In follow up to Dr. Stark’s recent posting about the role of Selenium in prostate cancer prevention, we draw your attention to an important recent observation.  In the New England Journal of Medicine an important study was published showing the continued efficacy of finasteride (Proscar) in the prevention of prostate cancer.  This drug, which inhibits the conversion of testosterone to its di-hydro derivative, prevents the di-hydro compound from getting into the prostate where it stimulates the development of cancer.  Native testosterone (the most potent male sex hormone) does not stimulate the prostate; only di-hydro testosterone does.  There was a concern with the initial trials reported almost ten years ago that men who developed prostate cancer while on finasteride would get a more virulent and lethal form of the disease.  Over the last ten years this discussion has swung back and forth.  This latest paper, by the “Prostate Cancer Prevention Trial” group, lays that concern to rest.  Overall there was a one-third reduction in the incidence of prostate cancer in the finasteride group, compared with those who got placebo.  Among men who developed prostate cancer there was a slight tendency for the cancer to be more aggressive in the finasteride group but this did not impact on prostate-specific mortality, which was low.  Dr.
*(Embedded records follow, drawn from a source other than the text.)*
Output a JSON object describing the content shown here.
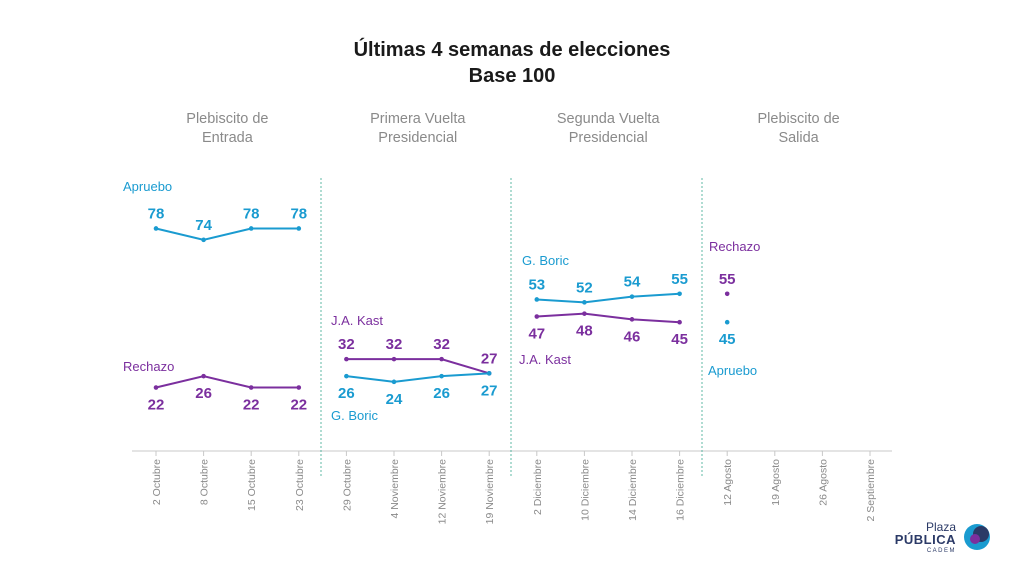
{
  "chart_data": {
    "type": "line",
    "title": "Últimas 4 semanas de elecciones",
    "subtitle": "Base 100",
    "sections": [
      {
        "label_lines": [
          "Plebiscito de",
          "Entrada"
        ],
        "dates": [
          "2 Octubre",
          "8 Octubre",
          "15 Octubre",
          "23 Octubre"
        ],
        "series": [
          {
            "name": "Apruebo",
            "color": "#1a9bd0",
            "values": [
              78,
              74,
              78,
              78
            ]
          },
          {
            "name": "Rechazo",
            "color": "#7b2f9e",
            "values": [
              22,
              26,
              22,
              22
            ]
          }
        ]
      },
      {
        "label_lines": [
          "Primera Vuelta",
          "Presidencial"
        ],
        "dates": [
          "29 Octubre",
          "4 Noviembre",
          "12 Noviembre",
          "19 Noviembre"
        ],
        "series": [
          {
            "name": "J.A. Kast",
            "color": "#7b2f9e",
            "values": [
              32,
              32,
              32,
              27
            ]
          },
          {
            "name": "G. Boric",
            "color": "#1a9bd0",
            "values": [
              26,
              24,
              26,
              27
            ]
          }
        ]
      },
      {
        "label_lines": [
          "Segunda Vuelta",
          "Presidencial"
        ],
        "dates": [
          "2 Diciembre",
          "10 Diciembre",
          "14 Diciembre",
          "16 Diciembre"
        ],
        "series": [
          {
            "name": "G. Boric",
            "color": "#1a9bd0",
            "values": [
              53,
              52,
              54,
              55
            ]
          },
          {
            "name": "J.A. Kast",
            "color": "#7b2f9e",
            "values": [
              47,
              48,
              46,
              45
            ]
          }
        ]
      },
      {
        "label_lines": [
          "Plebiscito de",
          "Salida"
        ],
        "dates": [
          "12 Agosto",
          "19 Agosto",
          "26 Agosto",
          "2 Septiembre"
        ],
        "series": [
          {
            "name": "Rechazo",
            "color": "#7b2f9e",
            "values": [
              55,
              null,
              null,
              null
            ]
          },
          {
            "name": "Apruebo",
            "color": "#1a9bd0",
            "values": [
              45,
              null,
              null,
              null
            ]
          }
        ]
      }
    ]
  },
  "logo": {
    "line1": "Plaza",
    "line2": "PÚBLICA",
    "line3": "CADEM",
    "colors": {
      "dark": "#2b3a67",
      "blue": "#1a9bd0",
      "purple": "#7b2f9e"
    }
  }
}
Stark weighs in, “This should put to rest the concern that we are putting some men at risk of dying of prostate cancer by giving them a drug to prevent it.  The fifteen-year follow up is very long, a tribute to the endurance of the original investigators.  Men who want to take this drug to shrink their prostate (the most common use) should be relieved that the extra benefit of the drug, the prevention of cancer, is maintained.”